遺贈を受ける側(受遺者)に一定の義務を負担させる遺贈のことを、負担付遺贈といいます(民法1002条)。
負担付遺贈も遺言の一種であるため、遺言者の一方的な意思表示によって効力が生じます。ただし、負担付遺贈の受遺者は、遺贈を放棄することもできるため、このような遺贈を行う場合は、予め受遺者とよく話し合った上で、受遺者の意思や義務の履行にかかる費用を考慮の上、遺贈する額などを決めることが望ましいといえるでしょう。
1.負担付遺贈とは
負担付遺贈とは、前述のとおり、受遺者に一定の義務を負担させる遺贈のことをいいます。
負担付遺贈も遺贈の種類の一つであり、遺言者の一方的な意思表示によって効力が生じるという特徴があります。
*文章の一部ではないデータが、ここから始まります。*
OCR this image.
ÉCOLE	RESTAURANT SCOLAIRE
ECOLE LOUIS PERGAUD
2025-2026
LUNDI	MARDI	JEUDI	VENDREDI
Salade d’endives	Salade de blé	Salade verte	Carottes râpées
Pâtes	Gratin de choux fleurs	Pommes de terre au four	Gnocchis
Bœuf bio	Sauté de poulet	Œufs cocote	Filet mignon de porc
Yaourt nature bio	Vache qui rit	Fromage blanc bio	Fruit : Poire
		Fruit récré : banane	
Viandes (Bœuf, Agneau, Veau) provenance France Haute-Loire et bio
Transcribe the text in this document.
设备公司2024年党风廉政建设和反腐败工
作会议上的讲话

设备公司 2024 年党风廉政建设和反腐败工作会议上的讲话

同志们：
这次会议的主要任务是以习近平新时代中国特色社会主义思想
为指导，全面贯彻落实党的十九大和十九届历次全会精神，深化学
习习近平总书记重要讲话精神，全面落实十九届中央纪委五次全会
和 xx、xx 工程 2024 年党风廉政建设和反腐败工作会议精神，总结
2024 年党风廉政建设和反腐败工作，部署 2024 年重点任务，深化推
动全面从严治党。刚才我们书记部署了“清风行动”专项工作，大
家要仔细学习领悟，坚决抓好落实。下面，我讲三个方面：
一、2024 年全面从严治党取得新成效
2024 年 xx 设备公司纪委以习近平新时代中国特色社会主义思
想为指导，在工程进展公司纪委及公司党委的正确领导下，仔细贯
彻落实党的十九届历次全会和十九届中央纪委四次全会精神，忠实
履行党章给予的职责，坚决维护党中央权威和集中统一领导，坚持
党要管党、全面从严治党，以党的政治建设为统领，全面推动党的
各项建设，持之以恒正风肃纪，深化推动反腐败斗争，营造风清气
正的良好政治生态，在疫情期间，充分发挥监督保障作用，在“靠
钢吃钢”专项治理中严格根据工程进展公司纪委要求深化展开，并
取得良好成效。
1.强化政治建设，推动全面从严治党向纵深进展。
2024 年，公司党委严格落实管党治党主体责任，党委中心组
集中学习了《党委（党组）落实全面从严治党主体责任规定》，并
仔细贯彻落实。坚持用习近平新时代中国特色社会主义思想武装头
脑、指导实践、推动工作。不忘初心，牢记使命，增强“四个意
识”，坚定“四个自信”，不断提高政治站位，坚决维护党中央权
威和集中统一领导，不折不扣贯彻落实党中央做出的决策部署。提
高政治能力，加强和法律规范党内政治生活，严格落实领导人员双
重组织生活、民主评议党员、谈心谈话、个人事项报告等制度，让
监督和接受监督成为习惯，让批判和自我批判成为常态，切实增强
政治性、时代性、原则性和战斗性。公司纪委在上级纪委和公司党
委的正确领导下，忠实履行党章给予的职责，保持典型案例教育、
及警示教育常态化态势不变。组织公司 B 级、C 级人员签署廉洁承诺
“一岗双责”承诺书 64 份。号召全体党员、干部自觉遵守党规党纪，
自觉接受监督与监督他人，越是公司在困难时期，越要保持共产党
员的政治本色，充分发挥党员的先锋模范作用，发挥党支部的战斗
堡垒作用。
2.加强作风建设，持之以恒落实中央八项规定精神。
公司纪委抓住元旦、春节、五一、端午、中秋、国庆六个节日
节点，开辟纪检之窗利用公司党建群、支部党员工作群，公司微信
そのため、受遺者は負担付遺贈を放棄することも可能です。
負担付遺贈を行う場合は、予め受遺者とよく話し合っておくことが望ましいといえるでしょう。
2.負担付遺贈の注意点
2-1.受遺者は、遺贈によって利益を受けた限度でのみ、義務を負います
例えば、障害を持つ子の面倒をみてもらう代わりに、1000万円の財産を遺贈した場合、受遺者は1000万円を上限として、その子の面倒をみる義務を負うことになります。
他には、愛犬が死ぬまでの世話をする代わりに、それに応じた財産を遺贈するケースも考えられます。
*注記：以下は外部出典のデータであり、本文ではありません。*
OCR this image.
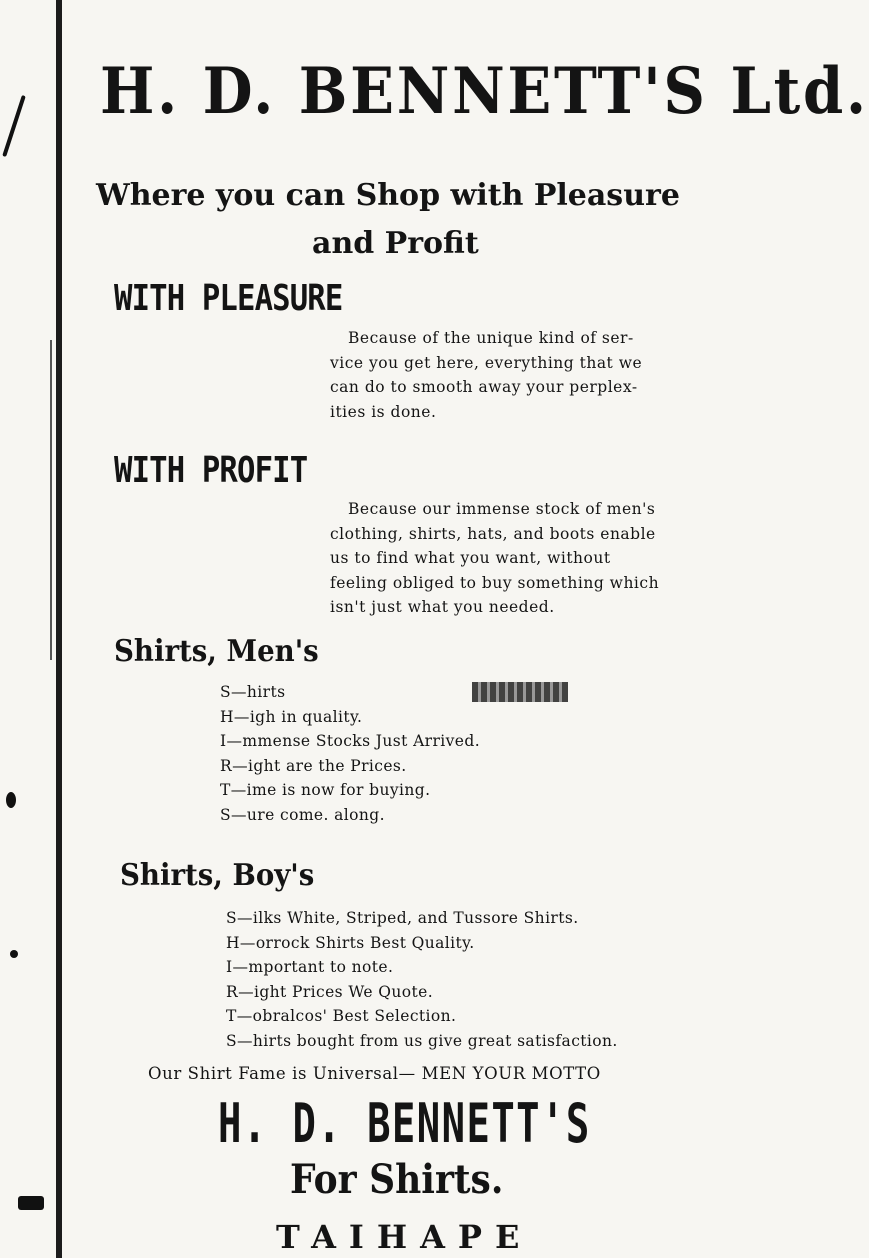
H. D. BENNETT'S Ltd.
Where you can Shop with Pleasure
and Profit
WITH PLEASURE
Because of the unique kind of ser-
vice you get here, everything that we
can do to smooth away your perplex-
ities is done.
WITH PROFIT
Because our immense stock of men's
clothing, shirts, hats, and boots enable
us to find what you want, without
feeling obliged to buy something which
isn't just what you needed.
Shirts, Men's
S—hirts
H—igh in quality.
I—mmense Stocks Just Arrived.
R—ight are the Prices.
T—ime is now for buying.
S—ure come. along.
Shirts, Boy's
S—ilks White, Striped, and Tussore Shirts.
H—orrock Shirts Best Quality.
I—mportant to note.
R—ight Prices We Quote.
T—obralcos' Best Selection.
S—hirts bought from us give great satisfaction.
Our Shirt Fame is Universal— MEN YOUR MOTTO
H. D. BENNETT'S
For Shirts.
TAIHAPE
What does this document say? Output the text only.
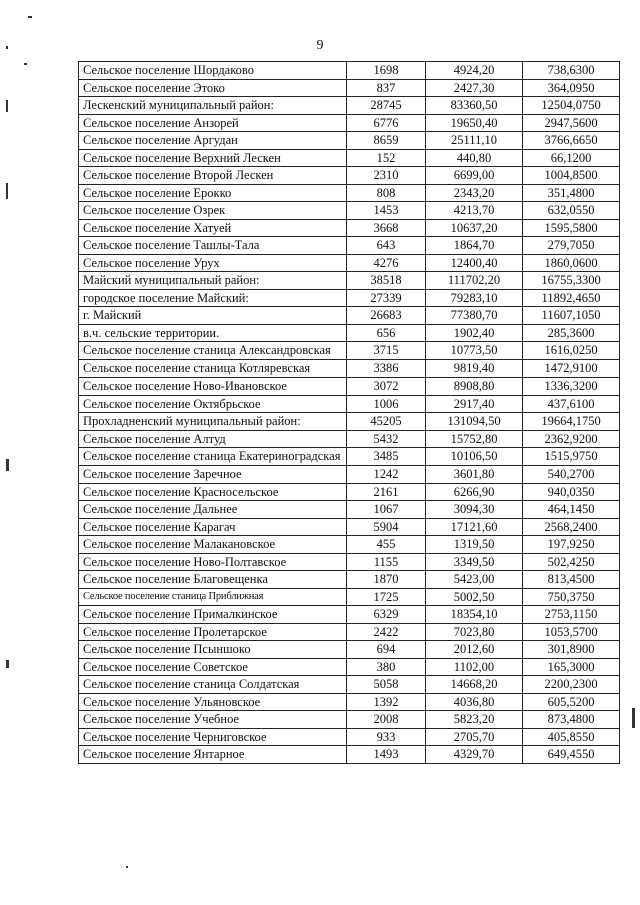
9
Сельское поселение Шордаково	1698	4924,20	738,6300
Сельское поселение Этоко	837	2427,30	364,0950
Лескенский муниципальный район:	28745	83360,50	12504,0750
Сельское поселение Анзорей	6776	19650,40	2947,5600
Сельское поселение Аргудан	8659	25111,10	3766,6650
Сельское поселение Верхний Лескен	152	440,80	66,1200
Сельское поселение Второй Лескен	2310	6699,00	1004,8500
Сельское поселение Ерокко	808	2343,20	351,4800
Сельское поселение Озрек	1453	4213,70	632,0550
Сельское поселение Хатуей	3668	10637,20	1595,5800
Сельское поселение Ташлы-Тала	643	1864,70	279,7050
Сельское поселение Урух	4276	12400,40	1860,0600
Майский муниципальный район:	38518	111702,20	16755,3300
городское поселение Майский:	27339	79283,10	11892,4650
г. Майский	26683	77380,70	11607,1050
в.ч. сельские территории.	656	1902,40	285,3600
Сельское поселение станица Александровская	3715	10773,50	1616,0250
Сельское поселение станица Котляревская	3386	9819,40	1472,9100
Сельское поселение Ново-Ивановское	3072	8908,80	1336,3200
Сельское поселение Октябрьское	1006	2917,40	437,6100
Прохладненский муниципальный район:	45205	131094,50	19664,1750
Сельское поселение Алтуд	5432	15752,80	2362,9200
Сельское поселение станица Екатериноградская	3485	10106,50	1515,9750
Сельское поселение Заречное	1242	3601,80	540,2700
Сельское поселение Красносельское	2161	6266,90	940,0350
Сельское поселение Дальнее	1067	3094,30	464,1450
Сельское поселение Карагач	5904	17121,60	2568,2400
Сельское поселение Малакановское	455	1319,50	197,9250
Сельское поселение Ново-Полтавское	1155	3349,50	502,4250
Сельское поселение Благовещенка	1870	5423,00	813,4500
Сельское поселение станица Приближная	1725	5002,50	750,3750
Сельское поселение Прималкинское	6329	18354,10	2753,1150
Сельское поселение Пролетарское	2422	7023,80	1053,5700
Сельское поселение Псыншоко	694	2012,60	301,8900
Сельское поселение Советское	380	1102,00	165,3000
Сельское поселение станица Солдатская	5058	14668,20	2200,2300
Сельское поселение Ульяновское	1392	4036,80	605,5200
Сельское поселение Учебное	2008	5823,20	873,4800
Сельское поселение Черниговское	933	2705,70	405,8550
Сельское поселение Янтарное	1493	4329,70	649,4550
遺贈の趣旨を踏まえると、負担付遺贈を行う場合は、負担してもらう義務の履行にかかる費用以上の財産を遺贈する必要があります。
2-2.受遺者が負担を履行しない場合
負担付遺贈を行ったにもかかわらず、受遺者がその義務を履行しないことも考えられます。
そのような場合、相続人は、相当の期間を定めて催告し、それでも義務が履行されない場合には、その期間が経過した後、遺贈の取消しを家庭裁判所に請求することができます。
2-3.受遺者が遺贈を放棄した場合
前述のとおり、負担付遺贈の受遺者は、遺贈を放棄することができます。
その場合、遺言書に別段の意思表示がなければ、負担の利益を受けるべき者は、自ら受遺者となることができます。
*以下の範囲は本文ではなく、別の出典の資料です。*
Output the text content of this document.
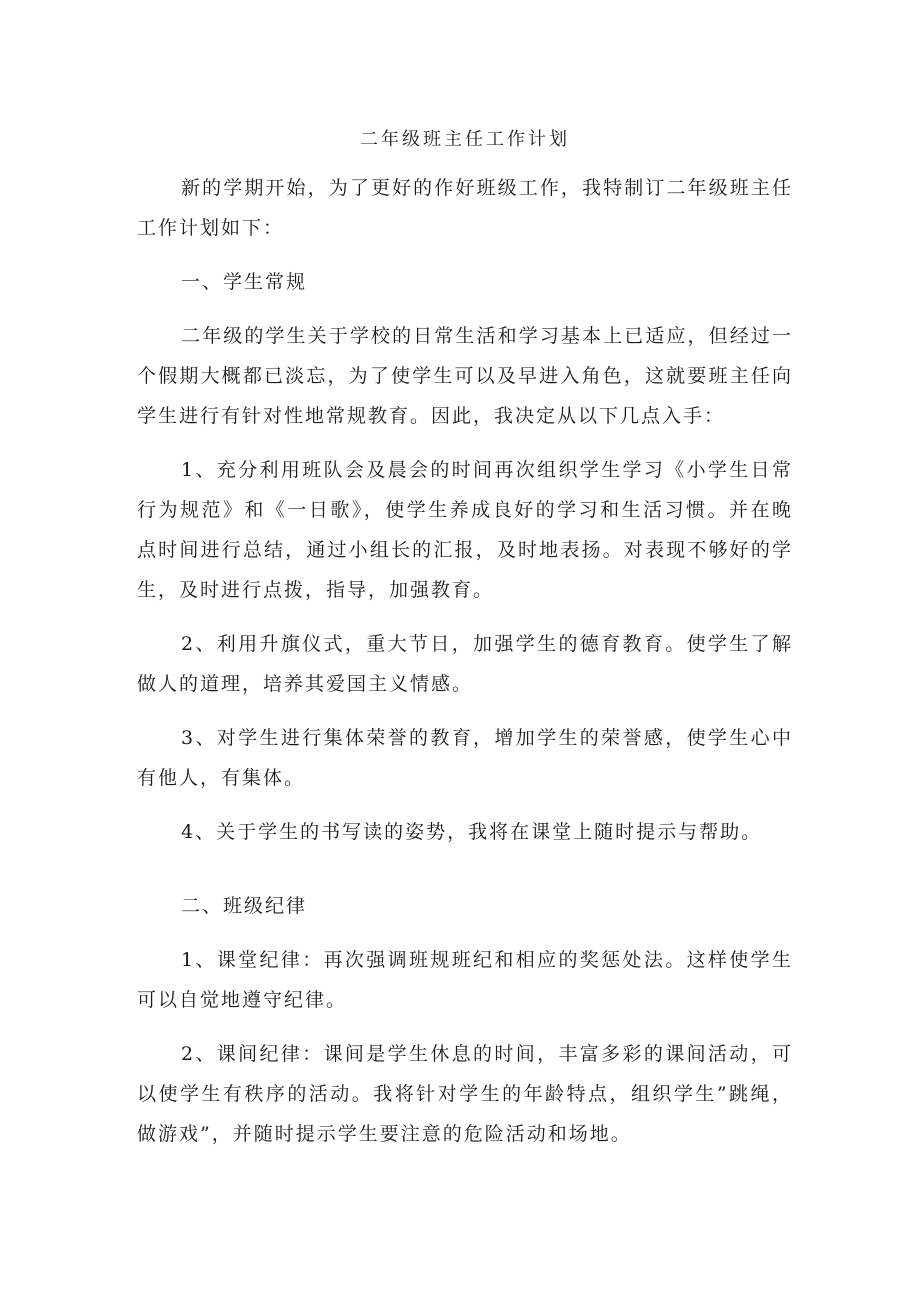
二年级班主任工作计划

新的学期开始，为了更好的作好班级工作，我特制订二年级班主任工作计划如下：

一、学生常规

二年级的学生关于学校的日常生活和学习基本上已适应，但经过一个假期大概都已淡忘，为了使学生可以及早进入角色，这就要班主任向学生进行有针对性地常规教育。因此，我决定从以下几点入手：

1、充分利用班队会及晨会的时间再次组织学生学习《小学生日常行为规范》和《一日歌》，使学生养成良好的学习和生活习惯。并在晚点时间进行总结，通过小组长的汇报，及时地表扬。对表现不够好的学生，及时进行点拨，指导，加强教育。

2、利用升旗仪式，重大节日，加强学生的德育教育。使学生了解做人的道理，培养其爱国主义情感。

3、对学生进行集体荣誉的教育，增加学生的荣誉感，使学生心中有他人，有集体。

4、关于学生的书写读的姿势，我将在课堂上随时提示与帮助。

二、班级纪律

1、课堂纪律：再次强调班规班纪和相应的奖惩处法。这样使学生可以自觉地遵守纪律。

2、课间纪律：课间是学生休息的时间，丰富多彩的课间活动，可以使学生有秩序的活动。我将针对学生的年龄特点，组织学生”跳绳，做游戏”，并随时提示学生要注意的危险活动和场地。
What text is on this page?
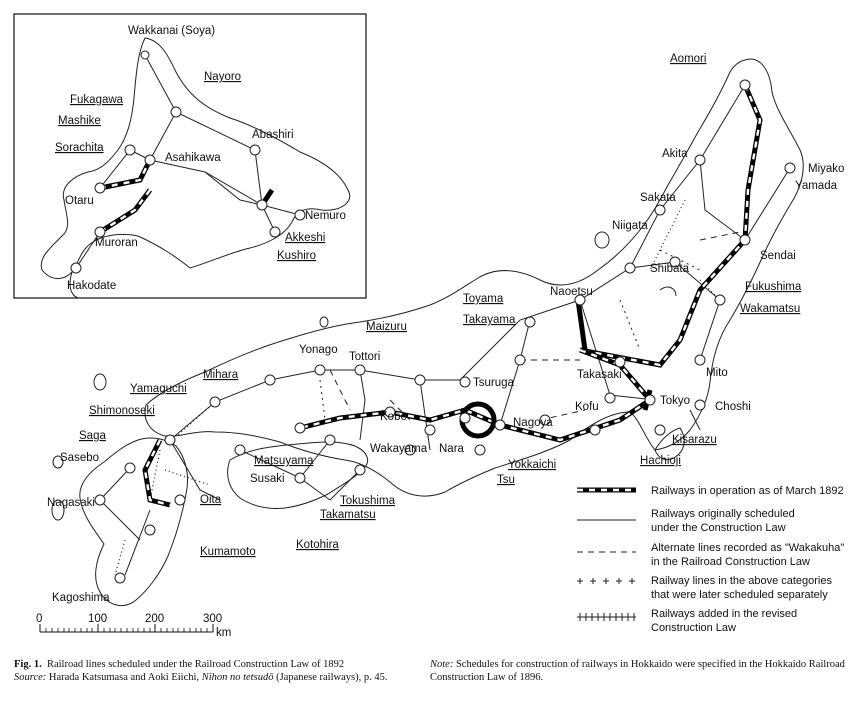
Wakkanai (Soya)
Nayoro
Fukagawa
Abashiri
Mashike
Sorachita
Asahikawa
Otaru
Nemuro
Akkeshi
Muroran
Kushiro
Hakodate
Aomori
Akita
Miyako
Yamada
Sakata
Niigata
Sendai
Shibata
Fukushima
Naoetsu
Toyama
Takayama
Wakamatsu
Maizuru
Yonago
Tottori
Takasaki	Mito
Tsuruga
Mihara
Yamaguchi
Kofu	Tokyo Choshi
Shimonoseki	Kobe	Nagoya
Saga
Wakayama Nara
Kisarazu
Sasebo	Matsuyama	Yokkaichi	Hachioji
Susaki	Tsu
Nagasaki	Tokushima
Oita
Takamatsu
Kotohira
Kumamoto
Kagoshima
Railways in operation as of March 1892
Railways originally scheduled
under the Construction Law
Alternate lines recorded as "Wakakuha"
in the Railroad Construction Law
Railway lines in the above categories
that were later scheduled separately
Railways added in the revised
Construction Law
0	100	200	300
km
Fig. 1. Railroad lines scheduled under the Railroad Construction Law of 1892
Source: Harada Katsumasa and Aoki Eiichi, Nihon no tetsudō (Japanese railways), p. 45.
Note: Schedules for construction of railways in Hokkaido were specified in the Hokkaido Railroad Construction Law of 1896.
例えば、先の例でいうと、障害をもつ子の面倒をみる代わりに1000万円の遺贈をした場合に、受遺者が遺贈を放棄すると、障害をもつ子(負担の利益を受けるべき者)は、1000万円の受遺者となることができます。
参考条文
民法
(負担付遺贈)
第千二条 負担付遺贈を受けた者は、遺贈の目的の価額を超えない限度においてのみ、負担した義務を履行する責任を負う。
2 受遺者が遺贈の放棄をしたときは、負担の利益を受けるべき者は、自ら受遺者となることができる。ただし、遺言者がその遺言に別段の意思を表示したときは、その意思に従う。